Jamie Furlong: You’re organizing a photo walk in your favorite city. Which three street photographers would you invite along to accompany you, and why?
Francesca Fascione: “Why” is simple: because for a day I’d see what they see. Appointment in Rome’s Trastevere, 11.00 a.m. , with Sigfried Hansen, Matt Stuart, Felix Lupa. I recommend … on time, and I’ll take care of lunch, of course!
Conclusion
Francesca:
“Working with someone you don’t know personally has been hard and stimulating at the same time; enveloping the same theme with someone who is at the other side of the world, beyond the oceans and the continents, is an exciting and almost surreal experience; collaborating with Jamie, a street photographer with talents and leanings so different from me, has been a great challenge.

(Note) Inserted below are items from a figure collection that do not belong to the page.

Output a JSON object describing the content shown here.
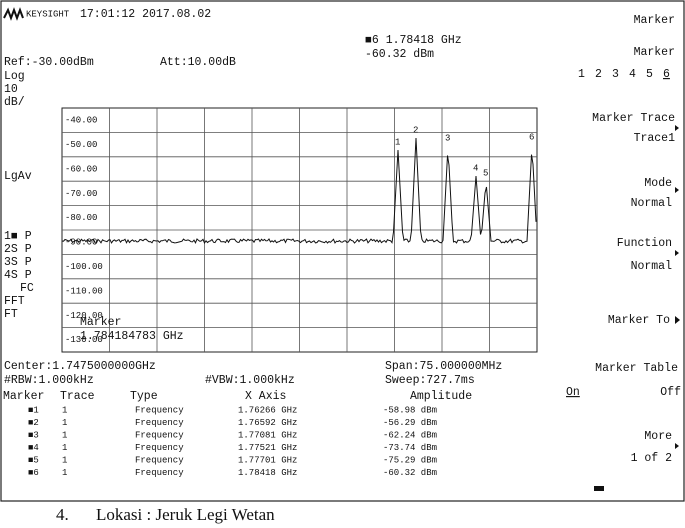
{
  "header": {
    "brand": "KEYSIGHT",
    "datetime": "17:01:12 2017.08.02"
  },
  "settings": {
    "ref": "Ref:-30.00dBm",
    "att": "Att:10.00dB",
    "scale": [
      "Log",
      "10",
      "dB/"
    ],
    "lgav": "LgAv",
    "trace_status": [
      "1■ P",
      "2S P",
      "3S P",
      "4S P"
    ],
    "fc": "FC",
    "fft": "FFT",
    "ft": "FT"
  },
  "active_marker": {
    "frequency": "■6 1.78418 GHz",
    "amplitude": "-60.32 dBm"
  },
  "grid_labels": [
    "-40.00",
    "-50.00",
    "-60.00",
    "-70.00",
    "-80.00",
    "-90.00",
    "-100.00",
    "-110.00",
    "-120.00",
    "-130.00"
  ],
  "trace_markers": [
    "1",
    "2",
    "3",
    "4",
    "5",
    "6"
  ],
  "marker_popup": {
    "title": "Marker",
    "value": "1.784184783 GHz"
  },
  "footer": {
    "center": "Center:1.7475000000GHz",
    "rbw": "#RBW:1.000kHz",
    "vbw": "#VBW:1.000kHz",
    "span": "Span:75.000000MHz",
    "sweep": "Sweep:727.7ms"
  },
  "marker_table": {
    "columns": [
      "Marker",
      "Trace",
      "Type",
      "X Axis",
      "Amplitude"
    ],
    "rows": [
      [
        "■1",
        "1",
        "Frequency",
        "1.76266 GHz",
        "-58.98 dBm"
      ],
      [
        "■2",
        "1",
        "Frequency",
        "1.76592 GHz",
        "-56.29 dBm"
      ],
      [
        "■3",
        "1",
        "Frequency",
        "1.77081 GHz",
        "-62.24 dBm"
      ],
      [
        "■4",
        "1",
        "Frequency",
        "1.77521 GHz",
        "-73.74 dBm"
      ],
      [
        "■5",
        "1",
        "Frequency",
        "1.77701 GHz",
        "-75.29 dBm"
      ],
      [
        "■6",
        "1",
        "Frequency",
        "1.78418 GHz",
        "-60.32 dBm"
      ]
    ]
  },
  "softkeys": {
    "title": "Marker",
    "marker": {
      "label": "Marker",
      "numbers": [
        "1",
        "2",
        "3",
        "4",
        "5",
        "6"
      ]
    },
    "marker_trace": {
      "label": "Marker Trace",
      "value": "Trace1"
    },
    "mode": {
      "label": "Mode",
      "value": "Normal"
    },
    "function": {
      "label": "Function",
      "value": "Normal"
    },
    "marker_to": {
      "label": "Marker To"
    },
    "marker_table": {
      "label": "Marker Table",
      "on": "On",
      "off": "Off"
    },
    "more": {
      "label": "More",
      "value": "1 of 2"
    }
  },
  "caption": {
    "number": "4.",
    "text": "Lokasi : Jeruk Legi Wetan"
  }
}
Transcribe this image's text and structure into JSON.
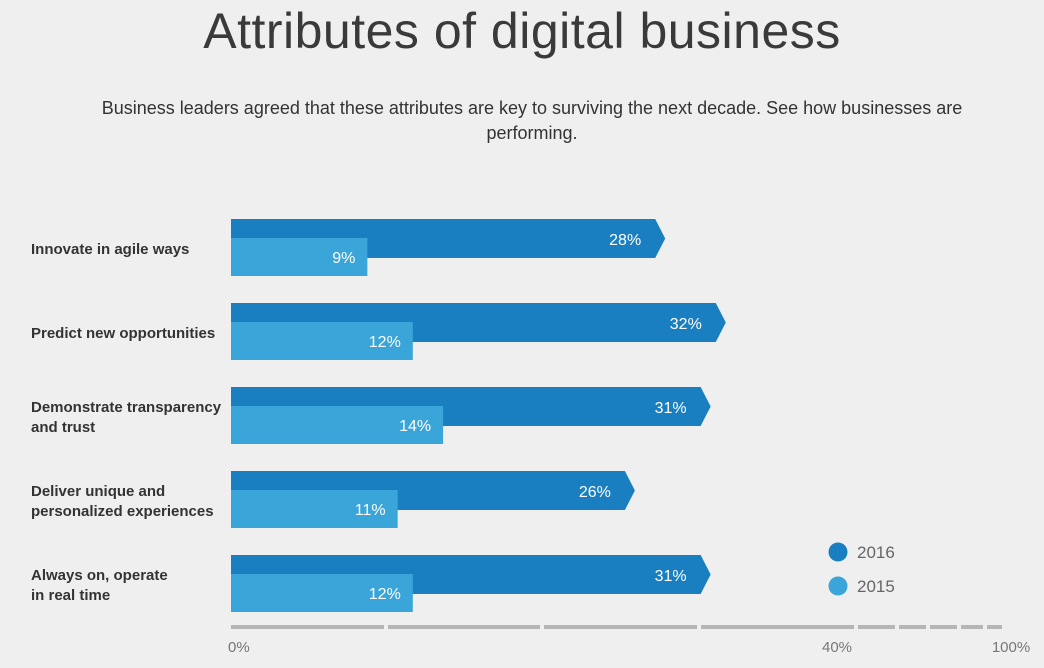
{
  "header": {
    "title": "Attributes of digital business",
    "subtitle": "Business leaders agreed that these attributes are key to surviving the next decade. See how businesses are performing."
  },
  "colors": {
    "series_2016": "#1a7fc1",
    "series_2015": "#3aa5d8",
    "axis": "#b5b5b5"
  },
  "chart_data": {
    "type": "bar",
    "orientation": "horizontal",
    "categories": [
      [
        "Innovate in agile ways"
      ],
      [
        "Predict new opportunities"
      ],
      [
        "Demonstrate transparency",
        "and trust"
      ],
      [
        "Deliver unique and",
        "personalized experiences"
      ],
      [
        "Always on, operate",
        "in real time"
      ]
    ],
    "series": [
      {
        "name": "2016",
        "values": [
          28,
          32,
          31,
          26,
          31
        ],
        "labels": [
          "28%",
          "32%",
          "31%",
          "26%",
          "31%"
        ]
      },
      {
        "name": "2015",
        "values": [
          9,
          12,
          14,
          11,
          12
        ],
        "labels": [
          "9%",
          "12%",
          "14%",
          "11%",
          "12%"
        ]
      }
    ],
    "x_ticks": [
      {
        "value": 0,
        "label": "0%"
      },
      {
        "value": 40,
        "label": "40%"
      },
      {
        "value": 100,
        "label": "100%"
      }
    ],
    "xlim": [
      0,
      100
    ],
    "scale": "piecewise: 0-40% occupies most of the axis, 40-100% is compressed",
    "legend_position": "bottom-right",
    "grid": false
  }
}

When I saw Jamie’s photos for the project, I’ve confirmed the excellent impression that I already had of his work and his photography. Jamie loves people, loves to get closer to his subject and establishes a strong connection with them: I think it has been a complex challenge for him to engage in theme “minimal”, having to remove as many elements as possible. Well, I believe Jamie was completely successful. Considering his permanence on the boat and his sailing through the seas, I thought we would have mainly “naturalistic” pictures, with sea, beaches, woods, whereas Jamie produced very urban scenes. Characterized by excellent light, clear shadows, strong colours.

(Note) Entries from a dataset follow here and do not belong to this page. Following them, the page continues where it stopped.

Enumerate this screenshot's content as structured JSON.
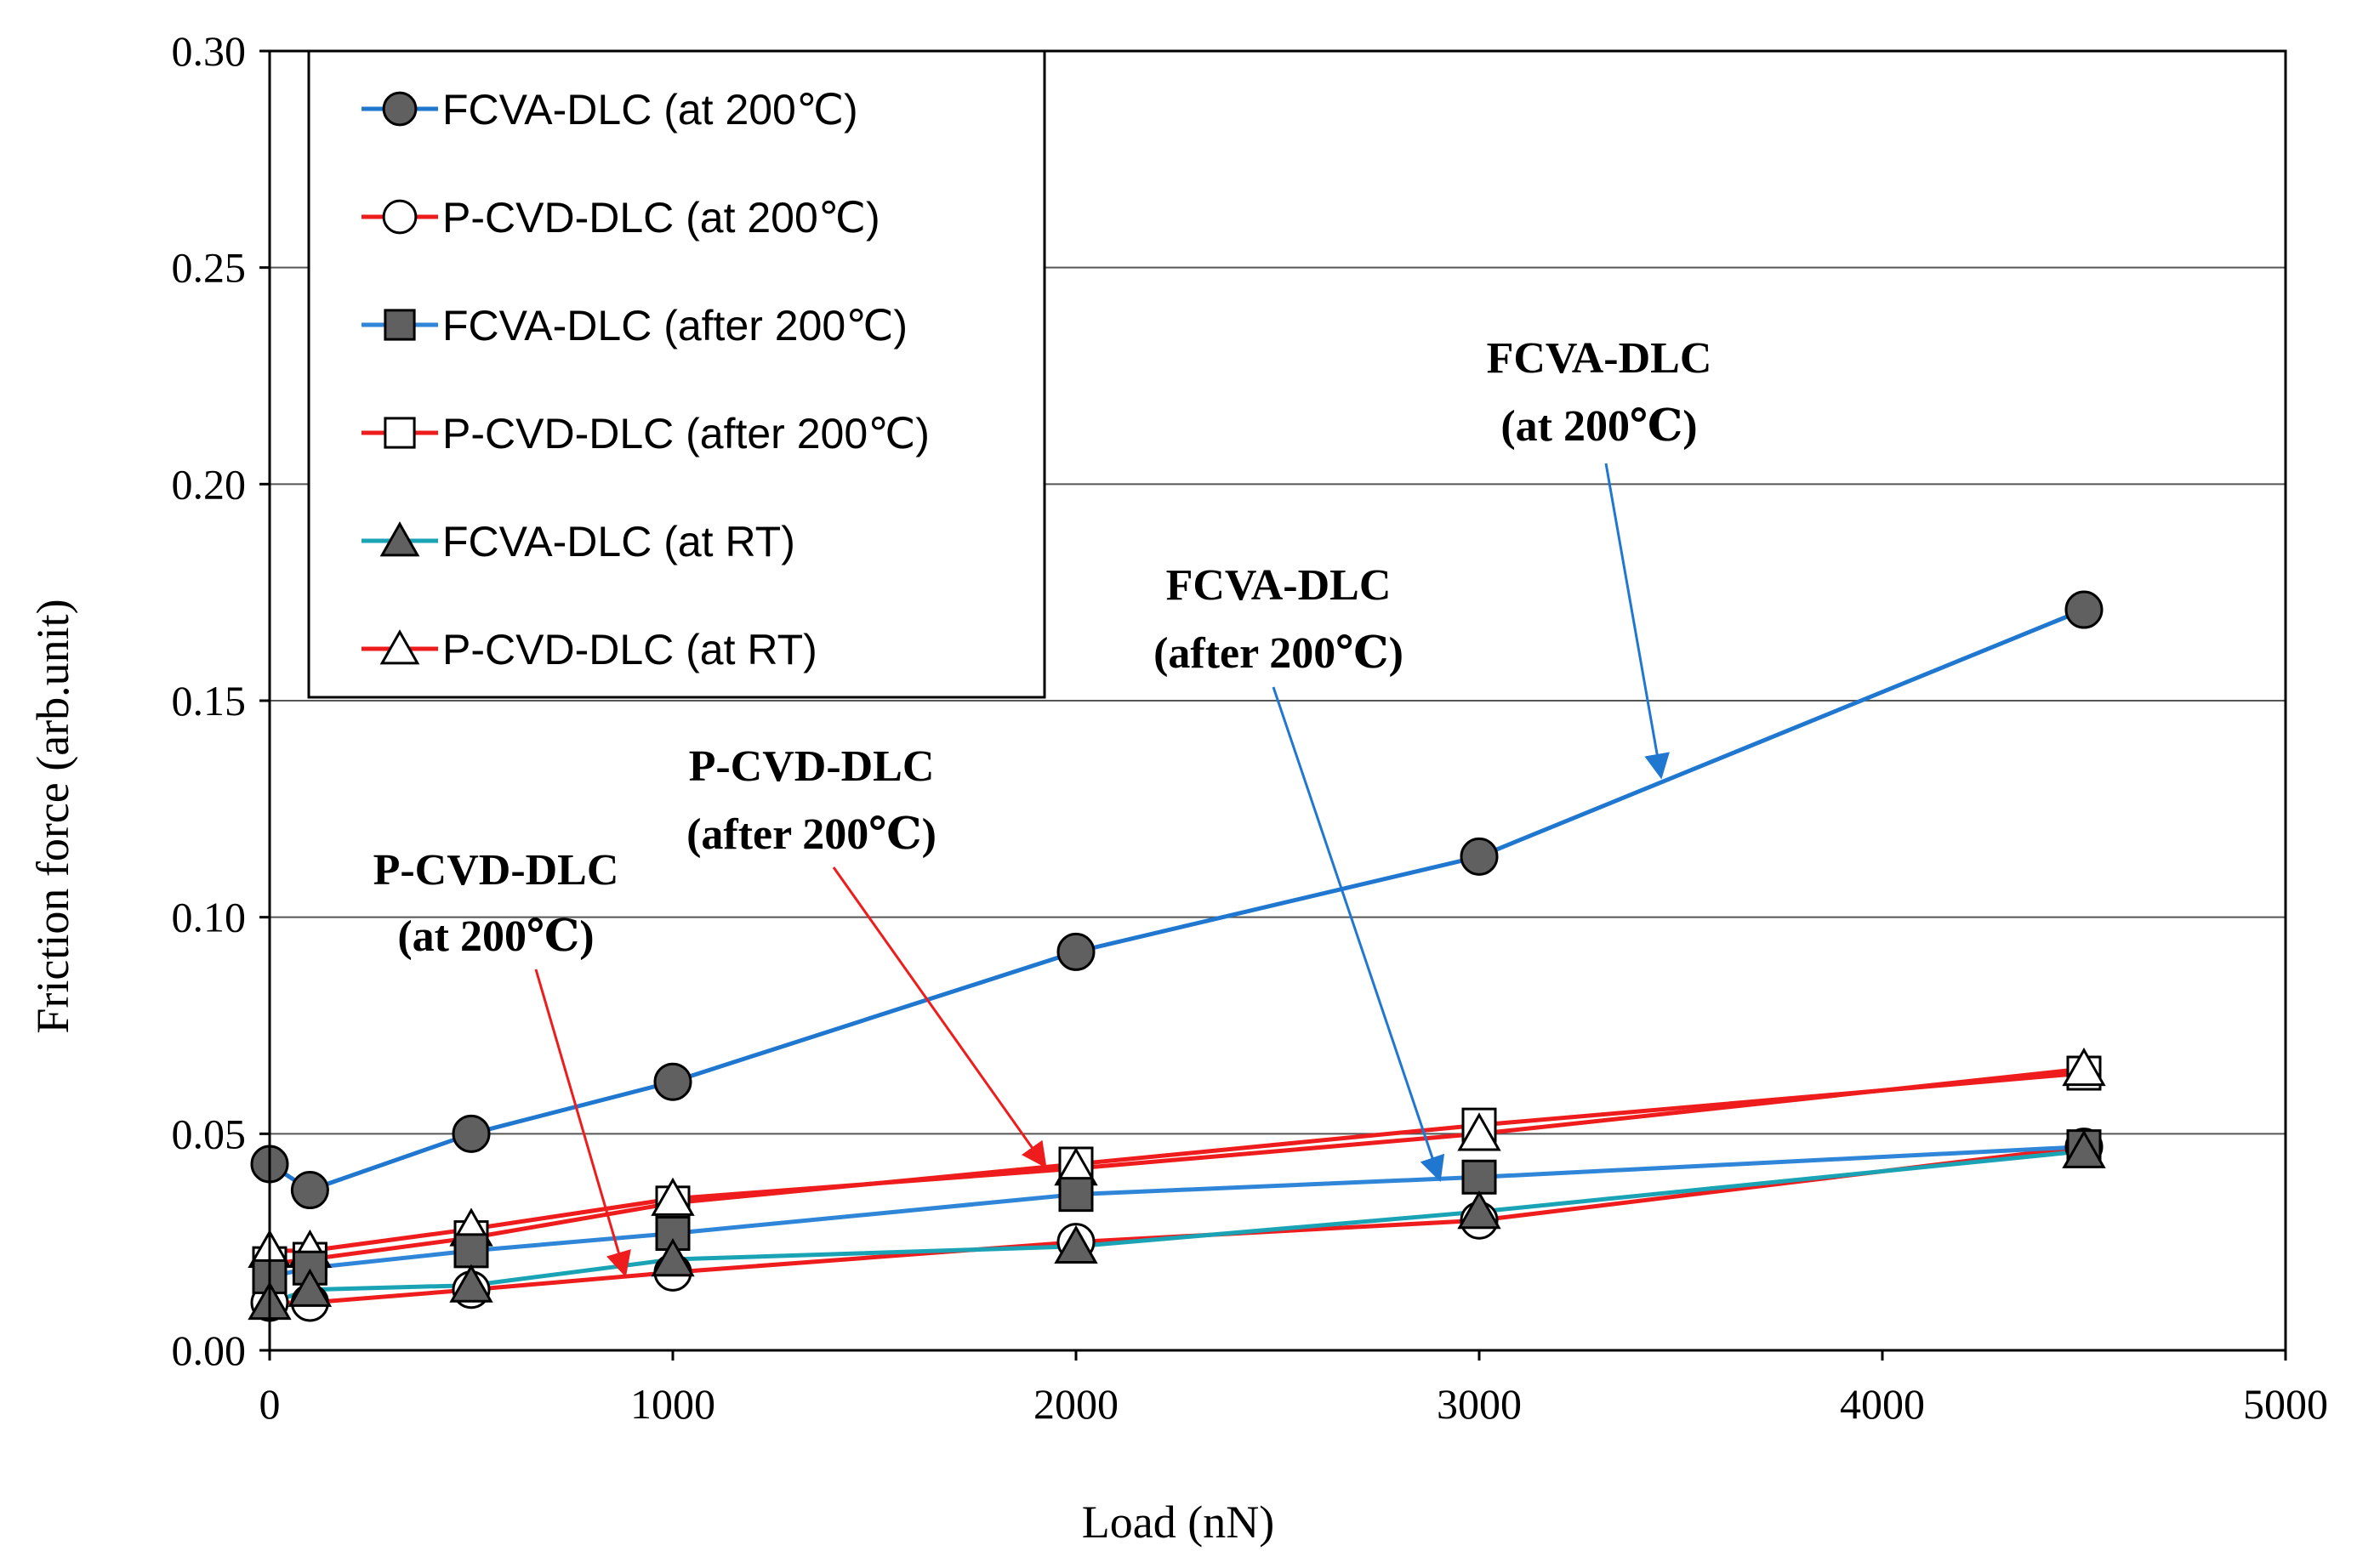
{
  "chart_data": {
    "type": "line",
    "title": "",
    "xlabel": "Load (nN)",
    "ylabel": "Friction force (arb.unit)",
    "xlim": [
      0,
      5000
    ],
    "ylim": [
      0,
      0.3
    ],
    "x_ticks": [
      "0",
      "1000",
      "2000",
      "3000",
      "4000",
      "5000"
    ],
    "y_ticks": [
      "0.00",
      "0.05",
      "0.10",
      "0.15",
      "0.20",
      "0.25",
      "0.30"
    ],
    "grid": "horizontal",
    "legend_position": "top-left",
    "x": [
      0,
      100,
      500,
      1000,
      2000,
      3000,
      4500
    ],
    "series": [
      {
        "name": "FCVA-DLC (at 200℃)",
        "color": "#1f77d0",
        "marker": "circle",
        "fill": "#606060",
        "values": [
          0.043,
          0.037,
          0.05,
          0.062,
          0.092,
          0.114,
          0.171
        ]
      },
      {
        "name": "P-CVD-DLC (at 200℃)",
        "color": "#ee1c1c",
        "marker": "circle",
        "fill": "#ffffff",
        "values": [
          0.011,
          0.011,
          0.014,
          0.018,
          0.025,
          0.03,
          0.047
        ]
      },
      {
        "name": "FCVA-DLC (after 200℃)",
        "color": "#2f86d8",
        "marker": "square",
        "fill": "#606060",
        "values": [
          0.017,
          0.019,
          0.023,
          0.027,
          0.036,
          0.04,
          0.047
        ]
      },
      {
        "name": "P-CVD-DLC (after 200℃)",
        "color": "#ee1c1c",
        "marker": "square",
        "fill": "#ffffff",
        "values": [
          0.02,
          0.021,
          0.026,
          0.034,
          0.043,
          0.052,
          0.064
        ]
      },
      {
        "name": "FCVA-DLC (at RT)",
        "color": "#1aa3b4",
        "marker": "triangle",
        "fill": "#606060",
        "values": [
          0.011,
          0.014,
          0.015,
          0.021,
          0.024,
          0.032,
          0.046
        ]
      },
      {
        "name": "P-CVD-DLC (at RT)",
        "color": "#ee1c1c",
        "marker": "triangle",
        "fill": "#ffffff",
        "values": [
          0.023,
          0.023,
          0.028,
          0.035,
          0.042,
          0.05,
          0.065
        ]
      }
    ],
    "annotations": [
      {
        "line1": "FCVA-DLC",
        "line2": "(at 200℃)",
        "color": "#1f77d0",
        "target": [
          3450,
          0.133
        ]
      },
      {
        "line1": "FCVA-DLC",
        "line2": "(after 200℃)",
        "color": "#1f77d0",
        "target": [
          2900,
          0.04
        ]
      },
      {
        "line1": "P-CVD-DLC",
        "line2": "(after 200℃)",
        "color": "#ee1c1c",
        "target": [
          1920,
          0.043
        ]
      },
      {
        "line1": "P-CVD-DLC",
        "line2": "(at 200℃)",
        "color": "#ee1c1c",
        "target": [
          880,
          0.018
        ]
      }
    ]
  }
}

To segment the body is useful to our theme: the message is devolved upon other elements –the cigarette, the contrast between dress and floor textures, the chromatic and formal connection between shoe and motorcycle, the disconnection between body and shadow. And obviously that eye that emerges in yellow, that by itself captures the look and makes a great photo.
Before the end of the work, I absolutely want to mention and thank Rob Hill and Tristan Parker, who worked and collaborated behind the scenes, as good coordinators and curators, for the success of this project.”
Jamie:
“Francesca’s architectural background is very much apparent when we view her images as a set. Her love of angles, lines, parallels and diagonals are the main feature in most of her images, as is demonstrated in the near-abstract quality of the road and yellow trousered pedestrian. But it is her fourth image of the roundabout that breaks the mould with some beautiful curves, repeated across the image from the signposts, the lamppost and even a well considered curved car. Of course the person disappearing under the lamp post is the clincher and demonstrates perfect timing. This is very much contemporary ‘decisive moment’ street photography.

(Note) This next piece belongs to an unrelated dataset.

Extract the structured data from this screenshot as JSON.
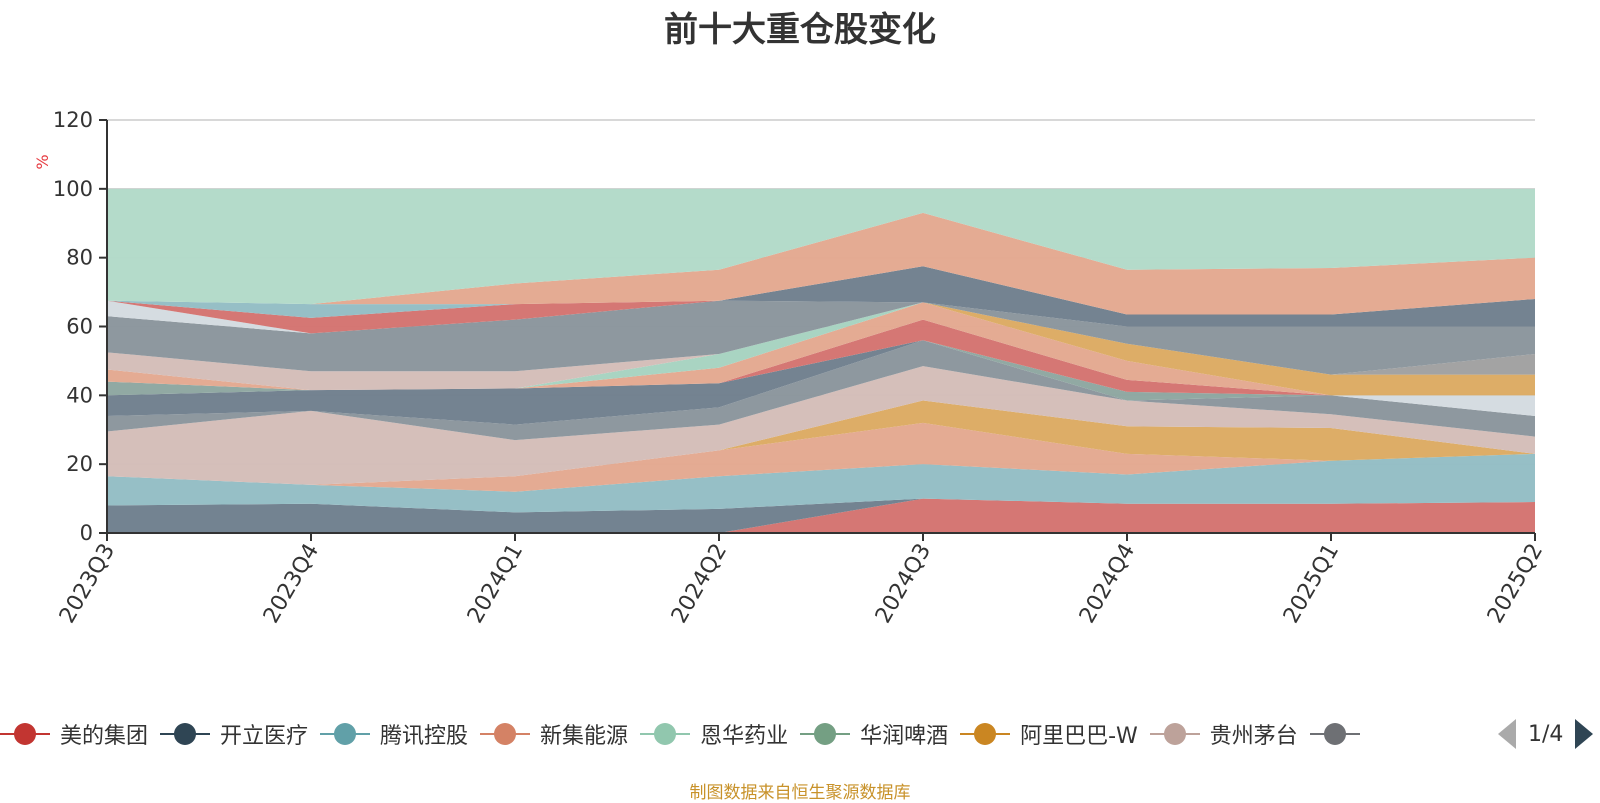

Also great timing are the two people walking under the two objects hanging from a brick wall and, rather than choosing two random people, Francesca has captured two people seemingly wearing identical hats. Both perfectly positioned under each object. Taking up full two-thirds of the image the study in parallels is well executed with the green strip of grass contrasting nicely with the red brick.
The shadow taking the dog for a walk stands out as quite different to much of Francesca’s work. Here she has stepped right in and got close to her subject. Again, more parallels here but it is the shadow of the Churchillesque dog-walker that really makes this picture stand out.
I’ve really enjoyed working on this mini-project, especially with a street photographer of Francesca’s calibre. Minimal suits her style perfectly and there is much we can learn from her execution. Her study in architecture gives her a keen eye in spotting those minimal foregrounds and backgrounds.
Keep an eye on Francesca, she’s definitely one to watch!”